MYS 0.00% $3.81 mystate limited

rogerb, page-28

  1. 53 Posts.
    the prudential standard is very broad in terms of risk selection - standardised method (which MYS is on) has very basic slotting for customer credit rating and capital. So I wouldn't rely too heavily on regulations to ensure they aren't writing bad loans. I also wouldn't expect too much of a change in impairments in February - you will need to allow the book to season by about at least a year and for the book to experience some cyclicality.

    I would suggest focussing instead on how the loans are being originated. Last read was that almost all loan growth is coming from brokers. Why would a borrower chose MYS over ANZ/NAB/WBC etc? Either because (a) MYS is cheaper and/or (b) MYS has better terms (e.g. poorer underwriting standards).
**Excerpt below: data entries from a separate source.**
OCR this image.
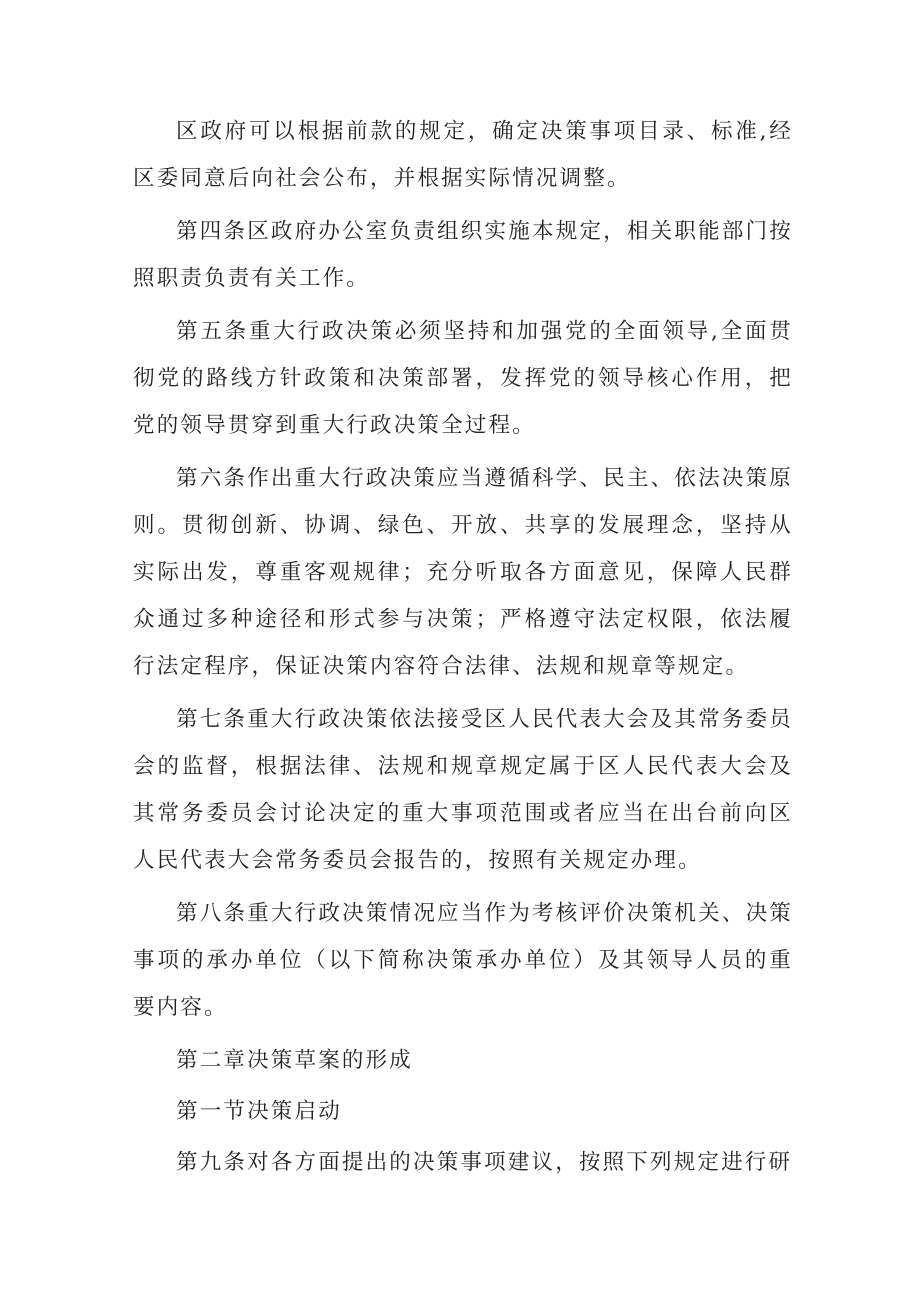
区政府可以根据前款的规定，确定决策事项目录、标准,经区委同意后向社会公布，并根据实际情况调整。

第四条区政府办公室负责组织实施本规定，相关职能部门按照职责负责有关工作。

第五条重大行政决策必须坚持和加强党的全面领导,全面贯彻党的路线方针政策和决策部署，发挥党的领导核心作用，把党的领导贯穿到重大行政决策全过程。

第六条作出重大行政决策应当遵循科学、民主、依法决策原则。贯彻创新、协调、绿色、开放、共享的发展理念，坚持从实际出发，尊重客观规律；充分听取各方面意见，保障人民群众通过多种途径和形式参与决策；严格遵守法定权限，依法履行法定程序，保证决策内容符合法律、法规和规章等规定。

第七条重大行政决策依法接受区人民代表大会及其常务委员会的监督，根据法律、法规和规章规定属于区人民代表大会及其常务委员会讨论决定的重大事项范围或者应当在出台前向区人民代表大会常务委员会报告的，按照有关规定办理。

第八条重大行政决策情况应当作为考核评价决策机关、决策事项的承办单位（以下简称决策承办单位）及其领导人员的重要内容。

第二章决策草案的形成

第一节决策启动

第九条对各方面提出的决策事项建议，按照下列规定进行研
There is no way MYS can increase the size of its loan book so rapidly without doing one, the other or both. UBS is being far too backward looking and instead should be forward looking to how the loan book is being shaped. I'm pretty sure they still don't have a Chief Risk Officer - Natasha Whish Wilson's Linkedin Profile says she left in April and I can't find an annoucement which says they've hired a new CRO. So at least half a year with no one in charge of risk and a loan book that is grown at 1.4x system growth, while the housing market is slowing.